Van Wyk and his boss Shanghala are also accused of attempting to defeat the course of justice. It is alleged that Van Wyk was caught by the ACC removing potential evidence from Shanghala’s residence in Windhoek.
The prosecution alleges that the material he removed could be evidence in the ongoing Fishrot saga, a case that is sensitive and of a serious nature.

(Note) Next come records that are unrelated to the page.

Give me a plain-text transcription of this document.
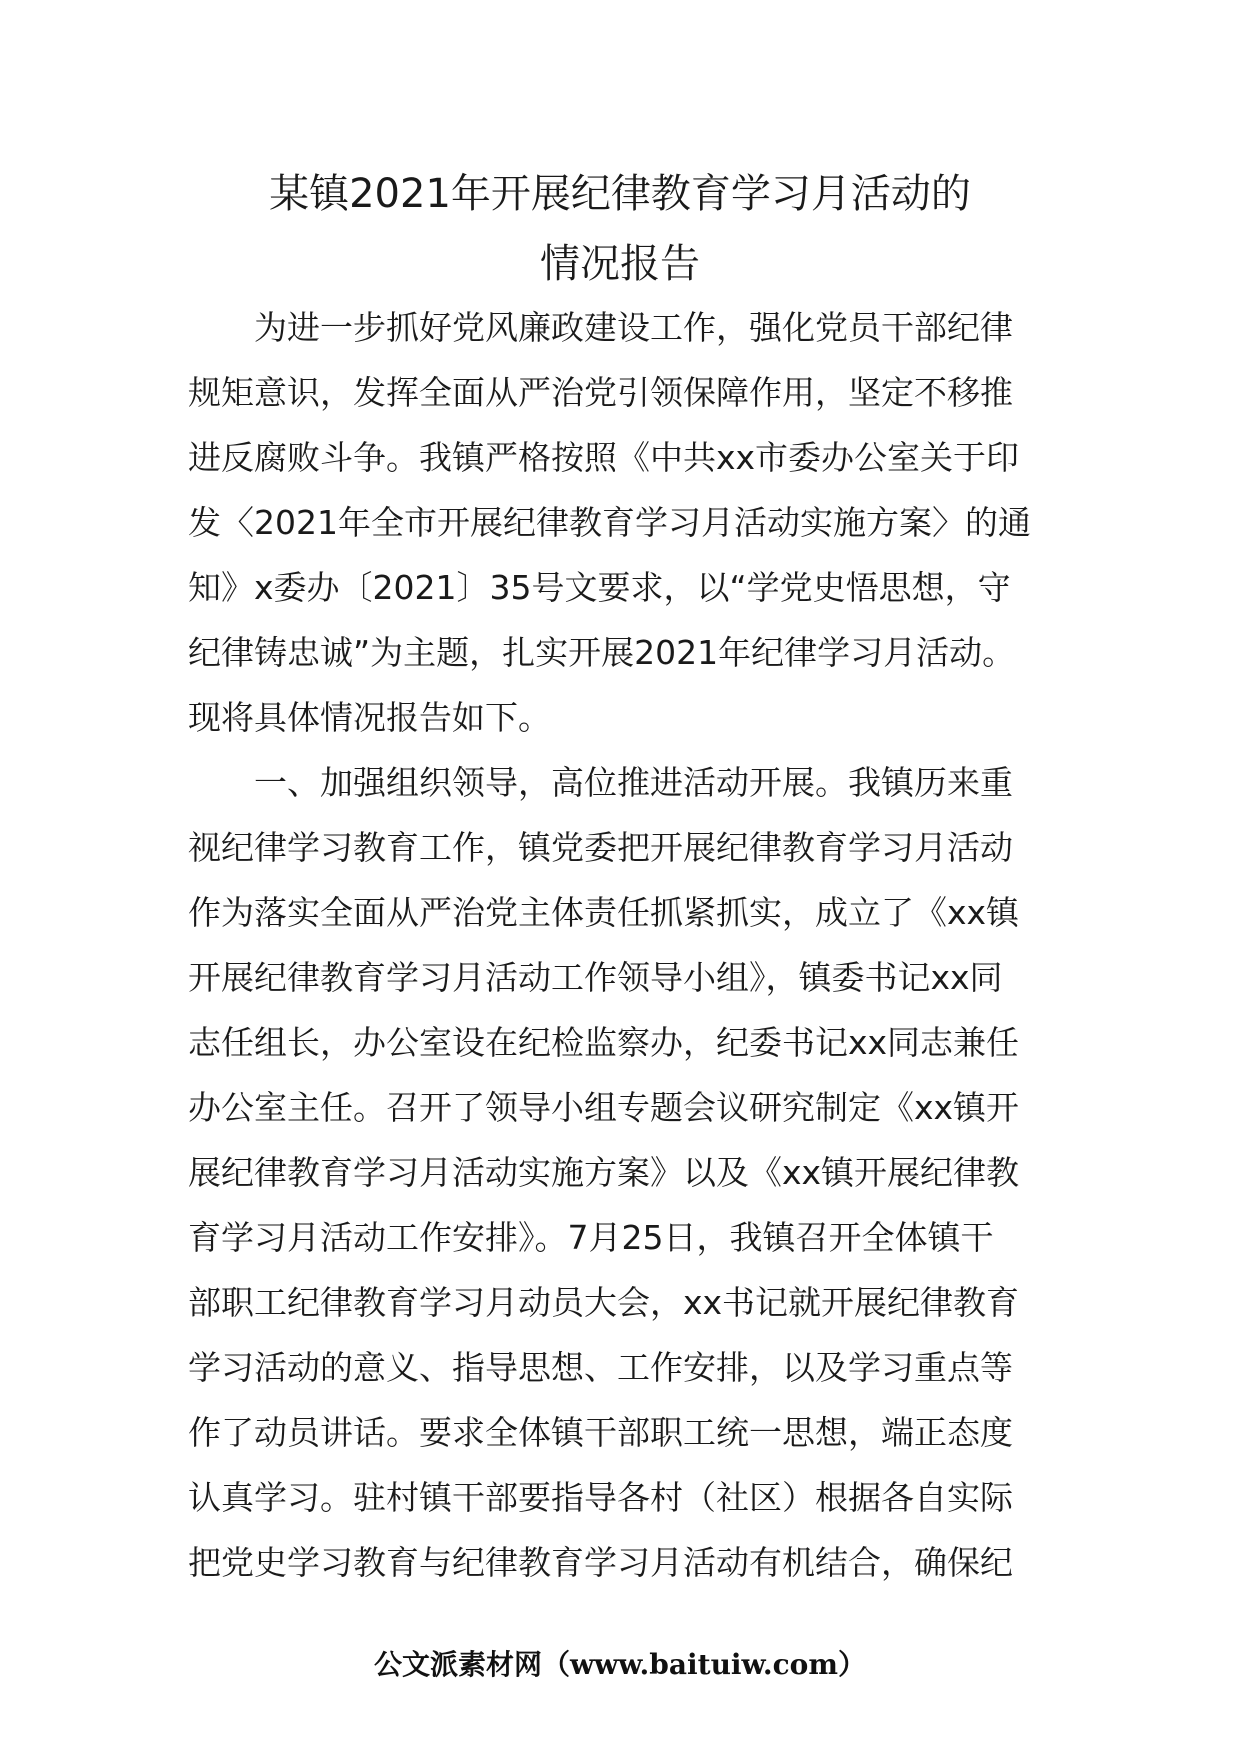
某镇2021年开展纪律教育学习月活动的
情况报告
为进一步抓好党风廉政建设工作，强化党员干部纪律
规矩意识，发挥全面从严治党引领保障作用，坚定不移推
进反腐败斗争。我镇严格按照《中共xx市委办公室关于印
发〈2021年全市开展纪律教育学习月活动实施方案〉的通
知》x委办〔2021〕35号文要求，以“学党史悟思想，守
纪律铸忠诚”为主题，扎实开展2021年纪律学习月活动。
现将具体情况报告如下。
一、加强组织领导，高位推进活动开展。我镇历来重
视纪律学习教育工作，镇党委把开展纪律教育学习月活动
作为落实全面从严治党主体责任抓紧抓实，成立了《xx镇
开展纪律教育学习月活动工作领导小组》，镇委书记xx同
志任组长，办公室设在纪检监察办，纪委书记xx同志兼任
办公室主任。召开了领导小组专题会议研究制定《xx镇开
展纪律教育学习月活动实施方案》以及《xx镇开展纪律教
育学习月活动工作安排》。7月25日，我镇召开全体镇干
部职工纪律教育学习月动员大会，xx书记就开展纪律教育
学习活动的意义、指导思想、工作安排，以及学习重点等
作了动员讲话。要求全体镇干部职工统一思想，端正态度
认真学习。驻村镇干部要指导各村（社区）根据各自实际
把党史学习教育与纪律教育学习月活动有机结合，确保纪
公文派素材网（www.baituiw.com）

Van Wyk claimed this week that the Bank Windhoek account was for business expenses on behalf of Olea Investments. He said that N$713 000 was paid into his FNB account as salary for the two years from 2017 to 2019. He further denied having known either Shanghala or Hatuikulipi in a personal capacity. According to him, he only came to know Shanghala when he was appointed as the government attorney in 2017 and James he got to know through Shanghala. He further told the court that he worked hard for his salary and that his job was not a typical eight to five, but that he worked irregular hours. He was the operational executive of Olea Investments, which in essence meant that he was running the company. On Wednesday and Thursday, he went through his salary payments into his FNB account and continued with the payments he made on behalf of Olea Investments from the Bank Windhoek account which was all subjected to approval from the accountant of Olea Investments, he said. He is represented by Mbanga Siyomunji on private instructions and the State by Ezekiel Ipinge assisted by Cliff Lutibezi.
The bail hearing continues today with Van Wyk still in the witness box.